Sony is reportedly considering jointly building a chip factory in Japan.
Reuters reported on a Nikkei story that claims Sony and Taiwan's TSMC, the world's largest contract chipmaker, are discussing a partnership to build a chip factory in Japan, with the government apparently up for paying some of the investment of about 800bn yen (£5.24bn).
The plant would pump out semiconductors for automobiles, camera image sensors and other products hit by the global chip shortage, and would be up and running by 2024, Nikkei said.
Apparently TSMC is worried about the concentration of chipmaking capability in Taiwan under the shadow of China.
Production of video game consoles has been hit by the global chip shortage, with Sony, Microsoft and Nintendo affected.

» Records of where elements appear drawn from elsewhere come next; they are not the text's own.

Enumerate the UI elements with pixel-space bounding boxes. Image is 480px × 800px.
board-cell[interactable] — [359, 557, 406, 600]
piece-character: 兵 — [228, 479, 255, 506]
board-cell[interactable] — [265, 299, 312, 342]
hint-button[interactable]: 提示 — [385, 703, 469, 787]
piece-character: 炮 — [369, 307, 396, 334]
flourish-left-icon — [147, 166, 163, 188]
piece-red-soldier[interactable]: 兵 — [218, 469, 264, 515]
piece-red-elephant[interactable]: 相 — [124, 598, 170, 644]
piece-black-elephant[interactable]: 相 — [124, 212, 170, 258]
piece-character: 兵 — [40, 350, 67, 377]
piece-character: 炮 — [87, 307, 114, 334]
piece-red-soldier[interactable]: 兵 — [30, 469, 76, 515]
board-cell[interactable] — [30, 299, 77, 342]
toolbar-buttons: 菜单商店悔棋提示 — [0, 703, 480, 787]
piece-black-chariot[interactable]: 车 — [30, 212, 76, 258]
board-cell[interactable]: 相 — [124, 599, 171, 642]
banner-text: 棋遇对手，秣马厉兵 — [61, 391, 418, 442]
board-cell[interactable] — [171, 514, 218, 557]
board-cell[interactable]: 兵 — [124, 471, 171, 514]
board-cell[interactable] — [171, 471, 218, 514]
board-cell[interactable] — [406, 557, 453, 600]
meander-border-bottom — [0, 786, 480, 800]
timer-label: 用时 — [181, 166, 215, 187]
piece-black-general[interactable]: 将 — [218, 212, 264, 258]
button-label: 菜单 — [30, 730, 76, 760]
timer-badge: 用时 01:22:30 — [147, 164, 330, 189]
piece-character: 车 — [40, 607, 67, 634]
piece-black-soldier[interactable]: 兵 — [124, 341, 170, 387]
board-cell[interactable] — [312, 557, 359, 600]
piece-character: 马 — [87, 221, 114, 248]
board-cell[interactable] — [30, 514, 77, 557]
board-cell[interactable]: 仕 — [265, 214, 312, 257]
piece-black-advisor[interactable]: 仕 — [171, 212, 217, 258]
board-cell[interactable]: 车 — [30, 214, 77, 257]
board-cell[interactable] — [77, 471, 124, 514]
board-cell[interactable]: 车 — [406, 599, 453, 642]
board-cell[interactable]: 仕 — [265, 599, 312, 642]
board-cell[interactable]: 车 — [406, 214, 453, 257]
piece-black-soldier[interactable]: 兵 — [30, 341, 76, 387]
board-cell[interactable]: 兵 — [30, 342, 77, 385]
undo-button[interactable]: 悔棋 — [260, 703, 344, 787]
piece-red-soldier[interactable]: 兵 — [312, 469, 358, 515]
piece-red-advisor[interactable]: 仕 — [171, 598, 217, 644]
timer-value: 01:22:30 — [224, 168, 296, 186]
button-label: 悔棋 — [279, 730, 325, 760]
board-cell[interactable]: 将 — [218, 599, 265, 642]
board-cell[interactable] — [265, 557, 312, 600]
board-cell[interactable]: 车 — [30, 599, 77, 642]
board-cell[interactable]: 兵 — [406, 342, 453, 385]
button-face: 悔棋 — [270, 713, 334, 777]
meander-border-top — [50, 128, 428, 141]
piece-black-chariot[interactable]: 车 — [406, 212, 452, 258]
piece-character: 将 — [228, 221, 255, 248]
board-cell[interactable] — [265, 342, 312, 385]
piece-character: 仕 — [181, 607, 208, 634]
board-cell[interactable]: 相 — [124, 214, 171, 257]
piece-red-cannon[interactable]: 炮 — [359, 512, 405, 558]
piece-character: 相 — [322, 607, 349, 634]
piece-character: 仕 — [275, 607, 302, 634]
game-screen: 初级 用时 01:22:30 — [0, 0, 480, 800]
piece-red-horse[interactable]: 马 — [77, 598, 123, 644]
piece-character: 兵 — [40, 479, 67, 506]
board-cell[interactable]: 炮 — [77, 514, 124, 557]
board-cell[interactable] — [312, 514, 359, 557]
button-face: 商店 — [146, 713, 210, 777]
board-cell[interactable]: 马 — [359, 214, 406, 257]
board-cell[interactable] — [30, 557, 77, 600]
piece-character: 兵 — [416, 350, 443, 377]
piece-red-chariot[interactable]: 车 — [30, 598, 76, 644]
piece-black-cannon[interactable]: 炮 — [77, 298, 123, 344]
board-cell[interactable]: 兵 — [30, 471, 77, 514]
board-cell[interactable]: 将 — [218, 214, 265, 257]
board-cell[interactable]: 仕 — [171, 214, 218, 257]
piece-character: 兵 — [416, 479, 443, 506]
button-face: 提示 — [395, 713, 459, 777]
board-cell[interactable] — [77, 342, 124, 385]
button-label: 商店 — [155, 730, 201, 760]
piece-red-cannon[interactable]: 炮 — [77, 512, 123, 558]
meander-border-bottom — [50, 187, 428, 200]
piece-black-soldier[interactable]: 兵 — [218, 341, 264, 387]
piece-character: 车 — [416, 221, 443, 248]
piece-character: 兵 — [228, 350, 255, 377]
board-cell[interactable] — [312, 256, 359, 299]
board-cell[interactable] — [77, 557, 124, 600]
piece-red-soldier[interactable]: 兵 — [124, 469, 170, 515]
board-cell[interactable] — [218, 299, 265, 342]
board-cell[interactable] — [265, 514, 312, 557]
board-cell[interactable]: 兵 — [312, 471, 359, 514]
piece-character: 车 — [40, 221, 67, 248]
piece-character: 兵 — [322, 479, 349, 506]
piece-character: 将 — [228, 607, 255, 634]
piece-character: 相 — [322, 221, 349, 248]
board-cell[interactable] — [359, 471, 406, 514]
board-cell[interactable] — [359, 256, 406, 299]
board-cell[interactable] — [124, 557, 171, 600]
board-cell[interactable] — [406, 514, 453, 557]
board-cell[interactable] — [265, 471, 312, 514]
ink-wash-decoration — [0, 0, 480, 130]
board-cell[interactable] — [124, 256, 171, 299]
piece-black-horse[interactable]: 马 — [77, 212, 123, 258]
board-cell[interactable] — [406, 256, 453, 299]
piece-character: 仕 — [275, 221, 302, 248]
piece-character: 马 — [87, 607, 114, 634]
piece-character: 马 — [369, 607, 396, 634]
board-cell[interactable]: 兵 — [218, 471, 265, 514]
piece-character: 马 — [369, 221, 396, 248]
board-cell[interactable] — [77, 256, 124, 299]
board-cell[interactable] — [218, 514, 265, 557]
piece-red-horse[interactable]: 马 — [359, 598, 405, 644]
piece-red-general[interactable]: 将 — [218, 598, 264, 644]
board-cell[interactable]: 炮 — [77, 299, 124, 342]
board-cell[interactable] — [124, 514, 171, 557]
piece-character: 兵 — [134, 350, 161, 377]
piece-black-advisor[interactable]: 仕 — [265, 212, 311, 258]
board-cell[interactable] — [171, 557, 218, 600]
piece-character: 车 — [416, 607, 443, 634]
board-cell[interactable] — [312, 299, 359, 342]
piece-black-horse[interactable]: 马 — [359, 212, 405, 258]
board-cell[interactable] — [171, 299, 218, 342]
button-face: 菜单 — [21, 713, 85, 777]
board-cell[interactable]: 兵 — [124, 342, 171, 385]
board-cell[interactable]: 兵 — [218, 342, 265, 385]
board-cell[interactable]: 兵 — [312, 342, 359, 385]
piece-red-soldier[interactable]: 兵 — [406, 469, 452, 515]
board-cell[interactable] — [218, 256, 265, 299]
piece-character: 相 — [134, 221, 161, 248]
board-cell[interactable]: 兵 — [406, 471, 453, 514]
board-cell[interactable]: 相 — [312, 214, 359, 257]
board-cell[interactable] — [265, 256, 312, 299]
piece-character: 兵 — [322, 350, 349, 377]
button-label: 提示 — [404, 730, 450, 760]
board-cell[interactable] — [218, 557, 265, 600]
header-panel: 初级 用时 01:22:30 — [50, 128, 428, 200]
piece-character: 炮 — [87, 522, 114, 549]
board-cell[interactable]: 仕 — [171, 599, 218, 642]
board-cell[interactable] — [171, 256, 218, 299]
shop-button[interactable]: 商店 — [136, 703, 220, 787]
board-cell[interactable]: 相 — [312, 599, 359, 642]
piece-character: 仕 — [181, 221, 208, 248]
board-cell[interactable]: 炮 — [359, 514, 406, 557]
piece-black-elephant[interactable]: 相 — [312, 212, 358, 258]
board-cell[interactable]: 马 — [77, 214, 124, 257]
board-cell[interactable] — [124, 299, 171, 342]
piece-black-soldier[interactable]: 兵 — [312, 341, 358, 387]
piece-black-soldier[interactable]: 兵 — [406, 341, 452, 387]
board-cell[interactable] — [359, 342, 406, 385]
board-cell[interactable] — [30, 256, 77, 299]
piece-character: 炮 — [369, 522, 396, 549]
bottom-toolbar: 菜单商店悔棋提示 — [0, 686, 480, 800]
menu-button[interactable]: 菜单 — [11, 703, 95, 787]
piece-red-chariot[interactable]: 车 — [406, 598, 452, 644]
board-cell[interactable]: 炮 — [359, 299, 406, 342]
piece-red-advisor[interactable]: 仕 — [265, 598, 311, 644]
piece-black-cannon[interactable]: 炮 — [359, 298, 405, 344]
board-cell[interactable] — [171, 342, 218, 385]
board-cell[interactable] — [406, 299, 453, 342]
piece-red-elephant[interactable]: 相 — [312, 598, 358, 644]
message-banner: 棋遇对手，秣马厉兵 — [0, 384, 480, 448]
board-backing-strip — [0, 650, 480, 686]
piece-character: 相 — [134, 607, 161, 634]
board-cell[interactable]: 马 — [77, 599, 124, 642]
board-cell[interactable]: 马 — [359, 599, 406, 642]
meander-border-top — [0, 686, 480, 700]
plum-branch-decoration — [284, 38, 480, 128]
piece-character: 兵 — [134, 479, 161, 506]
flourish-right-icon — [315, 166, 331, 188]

The manufacture of graphics cards has also been hampered.
Last week, Xbox boss Phil Spencer told The Wrap that console shortages would continue into 2022 - although a shortage of chips wasn't the only issue hindering the availability of the Xbox Series X and S.
Last month, chip maker Toshiba told Bloomberg (paywall) the supply of chips would remain "very tight" until at least September next year - and potentially until 2023.
In July, Sony Interactive Entertainment CEO Jim Ryan told Reuters it would be "some time" before the company is able to meet demand for the PlayStation 5, admitting the chip shortage "is definitely a challenge that we are all navigating".
Despite this, PS5 is the fastest-selling PlayStation ever globally, with 10m sold.